Now, I'm going to rest awhile and do some serious reading, something I've missed. The next writing project will be an adventure story set in the most remote islands of the western Pacific, where we live on our sailboat when we're not in Virginia or off traveling. It will concern traditional navigation, the sailing of outrigger canoes, lost boys, and World War II.

The immediate future contains my daughter's wedding, which happens this coming Saturday right here in Onancock, Virginia. A few more things to do on the house to get ready, so I'd better get going and make good use of my Time.

Monday, July 9, 2007

Water, There Must Be Water


How can anyone live away from the water? I ask myself this. When I fly across America, when I rode the Trans-Siberian Railroad across Mother Russia, when I lived in the middle of Germany for twelve years--all these people living without the sea--or most without even a pond--where does the sustenance for their souls come from if not water?

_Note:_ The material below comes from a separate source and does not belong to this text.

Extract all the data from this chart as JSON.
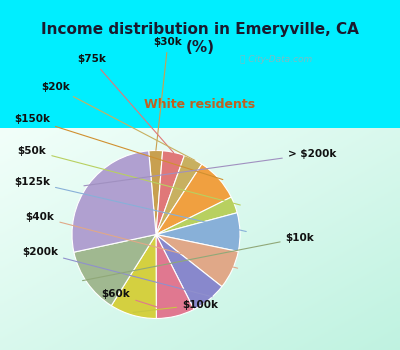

So, here is the Eastern Shore of Virginia, that great undiscovered peninsula that is a essentially a huge farm--Iowa, say--surrounded by water. On one side, the western side, there is the great Chesapeake Bay, on the eastern side there is the inevitable Atlantic. In the middle is an utterly flat, rich land where thousands and thousands and thousands of acres of crops are tilled by Mexican workers (legal? who knows). They plant, grow, and harvest, by my observations so far, corn, tomatoes, soy beans, wheat, and cucumbers. There are smaller operations that produce green beans, melons, squash, and zucchini. And then you see the huge chicken corporations, Tyson and Purdue, their chicken farms eerily resembling small concentration camps, their processing plants attracting immense flocks of seagulls and reeking of raw meat and blood when the wind blows right.

But, again, there is the water. It saves it all from being just another prairie. In my other blogs on this site you've seen photos of the Bay side of the Eastern Shore. Here are some of the sea side. Here, just six miles from the Chesapeake, is a great ocean and the barrier islands that protect the farmlands. Hundred of miles of empty, windswept beach await the beachcomber and within those barrier islands are millions of acres of marshlands, flat, shallow water filled with crabs and oysters, and hundreds of species of fish.

Yesterday I took a break from writing and accepted an invitation to go out on the water. Here are a few pics.

Wednesday, July 4, 2007

A Sailor's Fourth of July: Our All American Little Town on the Chesapeake


This is it, the America I've been missing. I've been out of the country pretty much steadily for the past twenty-five years and now I'm home for this: the perfect all-American experience on the perfect, all-American holiday.

The spirit of Onancock and the physical reality of Onancock are one and the same. They linger in a mythic and pleasant past when there was an ice cream party on the town common and a band played patriotic music on the gazebo after the mayor--who is also the town barber--gave a speech. Citizens gathered around on the grass, old people in chairs or on benches, young people holding hands, kids running about. And not only the town common, but all the main roads are lined with small American flags.

So, this morning I'm up at first light and was working on the re-write of the Book III, A Drop of Wizard's Blood, while Terry slept in. This is our routine--I love the early morning air and light. But the witchy mornings never last long enough. Too soon the dayspring, with its magical cool air, deep shadows, and waking birds, gives way to the bleaching reality of full daylight. As the sun rises, the elves and faeries, sylphs and zephyrs who are my muses, take their leave and I'm faced with chores that can no longer be denied. But, today is a rest day, a day of celebration, and I'm looking forward to what this town will offer.